Eight disturbance-related drivers such as erosion, farming, fire, logging, grazing, bare ground, sand winning, and solid waste were first identified on a ground truth assessment and subsequently categorized by adopting Salafsky et al. (2003) and Battisti et al. (2009). This assessment was done to evaluate their effect on bird assemblages across the four habitats. These disturbance-related drivers were assessed weekly for their magnitude (i.e., scope + severity), and in the same plots where birds were sampled.

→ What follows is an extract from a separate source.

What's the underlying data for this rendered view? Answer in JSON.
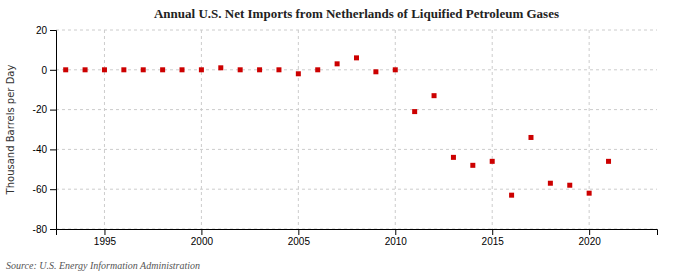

The scope and severity of identified drivers were scored from 1 - 4, with 1 representing low scope and magnitude and 4 represent high scope and magnitude. The scope was assessed according to the percentage of the study plot affected by a given driver within the preceding five years (2014 -2019) (Battisti et al. 2009). To verify whether the identified activities had indeed persisted for at least the preceding five years, one-on-one field interviews were held with managers and users of the wetland (35 persons in all). The scores for scope were assigned as follows: 4: found throughout (50%) the sample plots at the sites; 3: in 15–50% of the plots; 2: found in 5–15% of the plots and 1: found in < 5% of the plots (after Battisti et al. 2009).

For ‘‘severity’’ we referred to the degree or intensity to which a driver has physically damaged each plot per site in all four sites. A score of 4 was assigned if the driver led to a severe loss of ground cover and eroded surface; 3 = if the impact induced severe damage; 2 = if the impact led to moderate damage; 1 = if impact induced little or no damage. The magnitude was computed as the sum of the average scope and severity of an activity per plot and ranked (Salafsky et al. 2003).